Après avoir brièvement acquiescé à l'annonce de son père lui signifiant qu'elle serait, à n'en point douter, la fiancée de l'aîné Keller encore en liberté dès ce soir, la jeune fille était montée dans sa chambre. Keller... Mais il devait bien avoir 18 ans passé et elle n'en avait que 15 !  C'était bien trop jeune à son goût pour décider de l'être qui partagerait sa vie ! D'autant plus lorsqu'il s'agit d'une personne si sérieuse et étrange à première vue ! Car son condisciple de maison entretenait avec soin sa façade de parfait petit préfet. Gendre idéal, petit ami idéal et élève modèle, rien ne semblait pouvoir venir entacher la réputation du jeune homme. Même pas les paroles pour le moins compromettantes d'O'Connor. L'affaire avait été vite enterrée et Keller lavé du moindre soupçon. Non définitivement, elle ne parvenait pas à se faire à l'idée de vivre le restant de ses jours avec une personne si secrète et étrange !  Mieux aurait encore valu qu'elle épouse Théo et doive supporter Artémis comme belle-soeur, tiens ! Théo... Au souvenir du Poufsouffle, le coeur de Cécilya s'enserra. Lors de leur dernière entrevue au sein du château, ils n'avaient pas été tendre l'un envers l'autre et s'étaient quitté fâchés. Depuis ils ne s'étaient plus adressé la parole, n'avaient plus rien partagé. Si dans un premier temps, sa vanité habituelle l'avait empêchée de s'avouer que le jeune homme, sa conversation, sa discrétion et sa culture lui manquaient, Cécilya avait fini par se rendre à l'évidence que ces derniers mois à Poudlard avaient bien du mal à passer gaiement alors qu'elle était entourée d'une cour remettant de plus en plus en doute ses actes qui, eux aussi, évoluaient.
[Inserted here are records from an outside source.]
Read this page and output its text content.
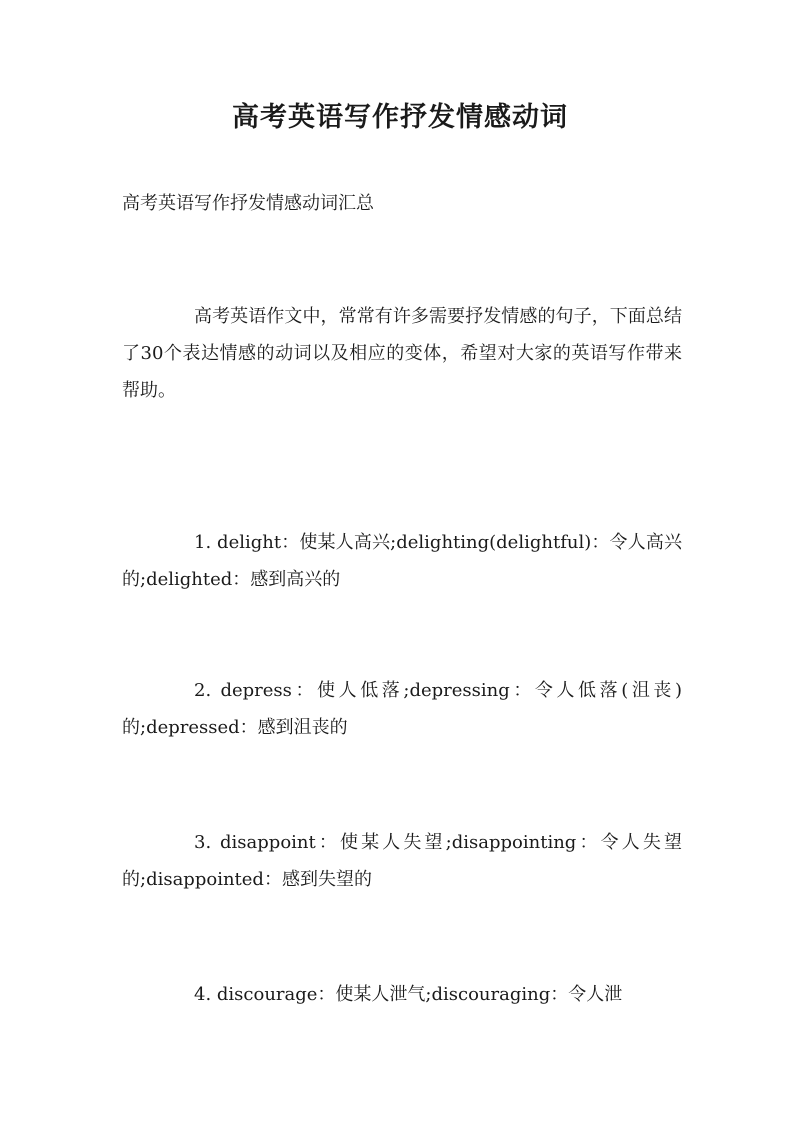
高考英语写作抒发情感动词
高考英语写作抒发情感动词汇总

高考英语作文中，常常有许多需要抒发情感的句子，下面总结了30个表达情感的动词以及相应的变体，希望对大家的英语写作带来帮助。

1. delight：使某人高兴;delighting(delightful)：令人高兴的;delighted：感到高兴的

2. depress：使人低落;depressing：令人低落(沮丧)的;depressed：感到沮丧的

3. disappoint：使某人失望;disappointing：令人失望的;disappointed：感到失望的

4. discourage：使某人泄气;discouraging：令人泄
Etait-ce dû aux paroles de Théo ou à l'influence de sa mère qu'elle était encore allée voir un peu plus tôt dans la journée mais la jeune blonde évoluait et ne prônait plus voir ne défendait plus avec tant d'ardeur les valeurs que son père lui avait si longtemps inculquées. Et quoi de pire que Keller justement pour lui rappeler ses comportements désuets appartenant au passé ? 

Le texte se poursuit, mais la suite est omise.